Olga ne put dormir cette nuit. Elle cherchait dans sa tête comment elle s’y prendrait pour punir cet insolent.

Quelques jours après leur première rencontre, le Cosaque lui annonça Vladimir. Elle se flattait qu’il venait pour elle, et l’accueillit avec un sourire de triomphe. ― Mon mari est au village, fit-elle ; il ne reviendra que fort tard. - Elle espérait qu’il laisserait percer la satisfaction que devait lui causer cette réponse ; mais il dit simplement : ― Alors je reviendrai demain.

― Pourquoi ne voulez-vous pas rester ? demanda-t-elle, surprise de le trouver si peu empressé.

― Je suis venu pour voir l’exploitation de Mihaël ; je ne suppose pas, madame, que vous puissiez me la montrer.

― Eh bien ! vous me tiendrez compagnie.

― Cela me serait difficile. Vous me trouveriez peu amusant, et moi,... je n’ai pas le temps de lancer des bulles de savon. La vie est si courte... Je tombe à vos pieds, madame. ― Et il se retira.
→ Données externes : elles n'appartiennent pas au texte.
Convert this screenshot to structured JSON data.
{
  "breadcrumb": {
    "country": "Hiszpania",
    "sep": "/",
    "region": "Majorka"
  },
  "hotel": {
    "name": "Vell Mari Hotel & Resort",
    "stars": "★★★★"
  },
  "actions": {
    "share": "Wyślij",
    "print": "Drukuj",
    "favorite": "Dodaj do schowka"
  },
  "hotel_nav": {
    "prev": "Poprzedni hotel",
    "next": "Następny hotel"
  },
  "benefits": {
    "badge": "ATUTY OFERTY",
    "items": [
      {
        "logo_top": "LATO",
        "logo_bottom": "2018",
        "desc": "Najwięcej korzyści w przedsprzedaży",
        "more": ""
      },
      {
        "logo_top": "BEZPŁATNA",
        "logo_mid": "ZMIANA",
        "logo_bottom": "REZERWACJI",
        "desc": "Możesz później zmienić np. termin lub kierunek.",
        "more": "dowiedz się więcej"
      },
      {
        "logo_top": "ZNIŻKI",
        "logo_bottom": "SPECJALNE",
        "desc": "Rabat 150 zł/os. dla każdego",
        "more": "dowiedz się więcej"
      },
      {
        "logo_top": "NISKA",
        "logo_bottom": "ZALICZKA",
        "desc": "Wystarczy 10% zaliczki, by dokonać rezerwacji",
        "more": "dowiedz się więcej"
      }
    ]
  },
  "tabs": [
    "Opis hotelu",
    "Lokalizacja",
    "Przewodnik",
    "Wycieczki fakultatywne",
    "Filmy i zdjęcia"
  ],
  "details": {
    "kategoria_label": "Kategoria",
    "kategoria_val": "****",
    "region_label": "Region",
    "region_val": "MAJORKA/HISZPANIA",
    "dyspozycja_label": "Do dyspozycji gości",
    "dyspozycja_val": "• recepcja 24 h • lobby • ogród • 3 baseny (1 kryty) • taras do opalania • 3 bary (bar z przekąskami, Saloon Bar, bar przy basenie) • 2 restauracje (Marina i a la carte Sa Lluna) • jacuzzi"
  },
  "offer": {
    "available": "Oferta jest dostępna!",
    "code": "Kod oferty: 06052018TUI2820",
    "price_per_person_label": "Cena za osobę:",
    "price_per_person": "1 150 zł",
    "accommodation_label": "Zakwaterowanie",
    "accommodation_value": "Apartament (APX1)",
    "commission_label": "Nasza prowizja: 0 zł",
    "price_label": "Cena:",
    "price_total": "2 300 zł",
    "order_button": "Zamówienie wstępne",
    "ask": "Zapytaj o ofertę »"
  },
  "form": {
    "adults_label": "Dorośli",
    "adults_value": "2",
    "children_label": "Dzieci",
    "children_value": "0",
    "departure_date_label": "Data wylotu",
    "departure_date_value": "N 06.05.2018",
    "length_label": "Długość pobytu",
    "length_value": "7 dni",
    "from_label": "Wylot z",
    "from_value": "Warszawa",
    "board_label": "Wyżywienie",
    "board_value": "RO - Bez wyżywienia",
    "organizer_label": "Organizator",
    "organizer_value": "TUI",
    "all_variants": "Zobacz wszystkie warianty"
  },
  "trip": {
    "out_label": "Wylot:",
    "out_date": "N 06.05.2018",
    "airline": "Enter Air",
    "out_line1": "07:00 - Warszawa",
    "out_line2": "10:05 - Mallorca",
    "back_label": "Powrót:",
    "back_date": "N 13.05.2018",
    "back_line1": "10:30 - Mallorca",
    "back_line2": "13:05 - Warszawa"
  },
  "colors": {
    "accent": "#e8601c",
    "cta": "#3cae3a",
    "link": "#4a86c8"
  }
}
Il revint le lendemain dans l’après-midi. Olga, qui lisait un roman nouveau, ne quitta pas son fauteuil à bascule. Elle l’entendit causer avec Mihaël dans la pièce voisine, dont la porte était entrebâillée. Elle ne voulut pas écouter ; malgré elle, elle ne perdit pas un mot. Non sans dépit, elle constata que Vladimir parlait avec une rare lucidité des sujets auxquels il touchait ; dans sa bouche, hommes et choses devenaient pour ainsi dire transparents. ― Avec toi, ami, on apprend toujours, répétait son mari à plusieurs reprises, ― et elle le savait avare d’éloges.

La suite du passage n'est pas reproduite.